Peer-reviewed veterinary case report
Epidemiology of Canine Cutaneous Histiocytoma: Insights From Age and Topographic Clustering
- Journal:
- Veterinary dermatology (Print)
- Year:
- 2026
- Authors:
- C. D. de Moura et al.
- Species:
- dog
Abstract
Canine cutaneous histiocytoma (CCH) is a benign Langerhans‐cell tumour that often regresses spontaneously via inflammation. To estimate incidence and characterise age and breed–anatomical‐site patterns using two complementary clustering analyses. A total of 359 histopathologically‐confirmed CCHs from a private veterinary laboratory in Portugal (January 2020–January 2022) were analysed with dog‐population denominators from the national registry (SIAC).

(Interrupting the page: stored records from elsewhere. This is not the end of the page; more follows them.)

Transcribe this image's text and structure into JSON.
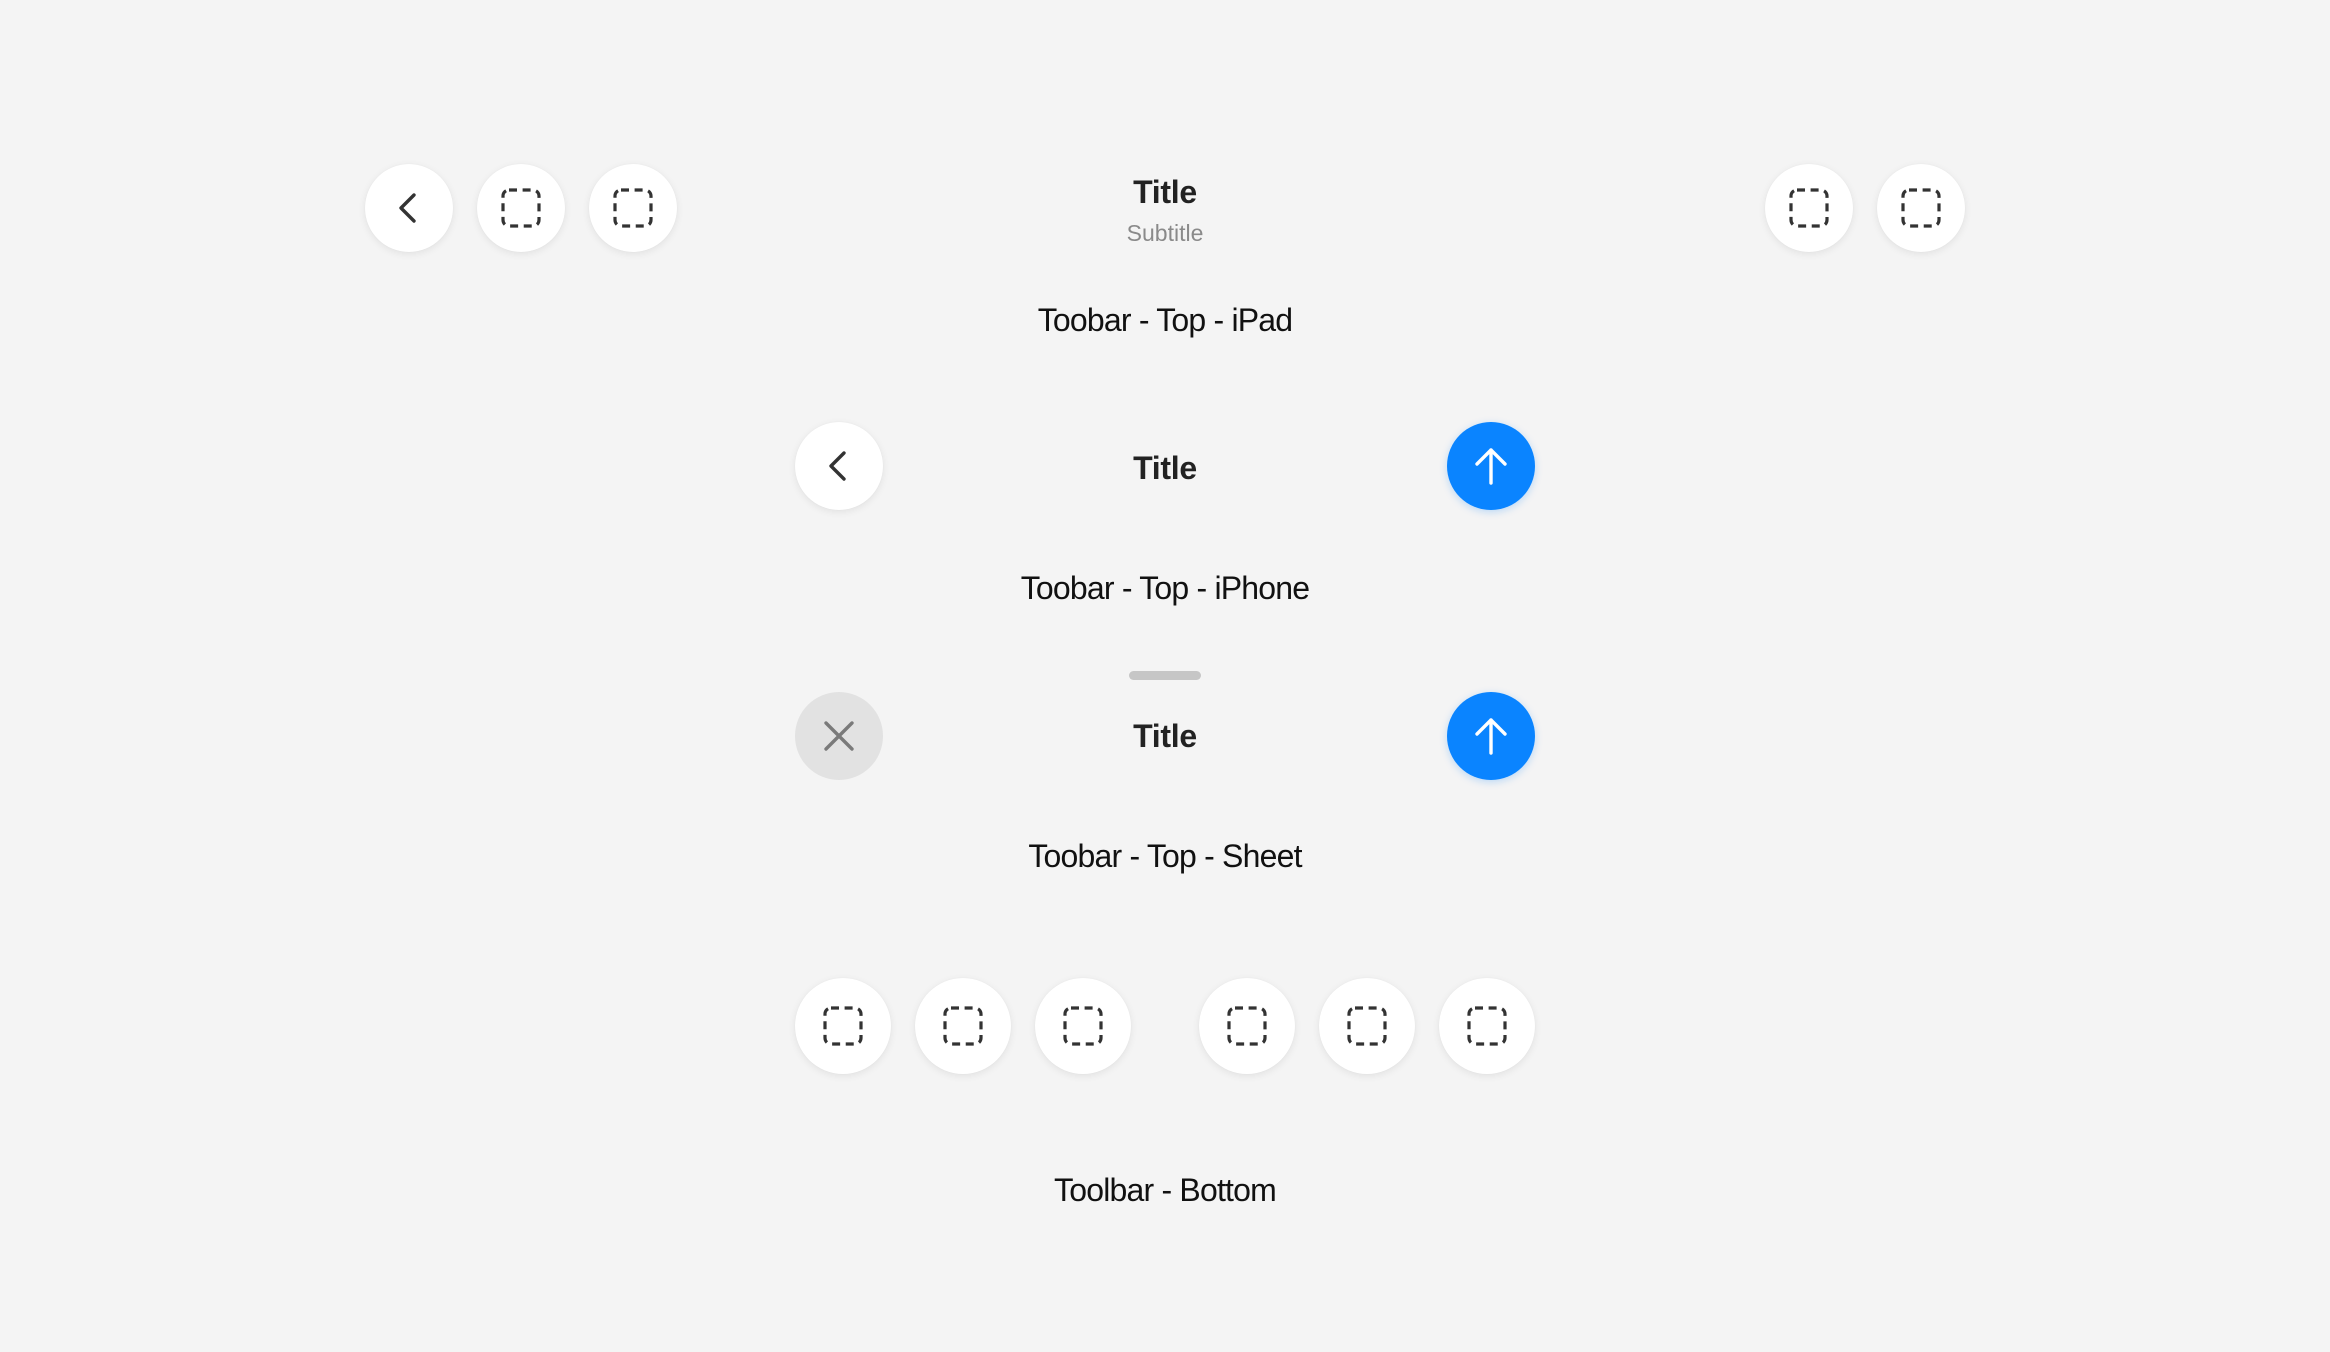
{
  "ipad_toolbar": {
    "title": "Title",
    "subtitle": "Subtitle",
    "caption": "Toobar - Top - iPad",
    "leading_icons": [
      "chevron-left-icon",
      "dashed-square-icon",
      "dashed-square-icon"
    ],
    "trailing_icons": [
      "dashed-square-icon",
      "dashed-square-icon"
    ]
  },
  "iphone_toolbar": {
    "title": "Title",
    "caption": "Toobar - Top - iPhone",
    "leading_icon": "chevron-left-icon",
    "trailing_icon": "arrow-up-icon"
  },
  "sheet_toolbar": {
    "title": "Title",
    "caption": "Toobar - Top - Sheet",
    "leading_icon": "close-icon",
    "trailing_icon": "arrow-up-icon"
  },
  "bottom_toolbar": {
    "caption": "Toolbar - Bottom",
    "left_group_icons": [
      "dashed-square-icon",
      "dashed-square-icon",
      "dashed-square-icon"
    ],
    "right_group_icons": [
      "dashed-square-icon",
      "dashed-square-icon",
      "dashed-square-icon"
    ]
  },
  "colors": {
    "background": "#f4f4f4",
    "accent": "#0a84ff",
    "button": "#ffffff",
    "close_button": "#e2e2e2"
  }
}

Incidence rates (IR) were calculated for Lisbon–Setúbal; breed‐ and sex‐specific relative risks (RR) were estimated. Age was modelled with BIC‐selected Gaussian mixtures; breed–site patterns were summarised by hierarchical clustering of site frequencies (heatmaps). Cases concentrated in young dogs (≤ 2 years, 48.8%) and males (58.5%). Age clustering defined three bands (≈ ≤ 1.5, 1.5–3.5, > 3.5 years) with differing breed and site distributions. Breed–site clustering revealed recurring anatomical predilections by breed and sex. The annual IR in Lisbon–Setúbal was 4.0 per 10,000 dogs (3.5 in females; 4.4 in males). Risk was highest in French bulldogs (RR 11.5; IR 34.1) and Boxers (RR 8.3; IR 24.5) versus mixed‐breed dogs ( p < 0.001). Canine cutaneous histiocytoma (CCH) shows clear age bands and breed‐linked anatomical predilections; these patterns help prioritise ages, sites and breeds for studies of inflammation‐mediated regression.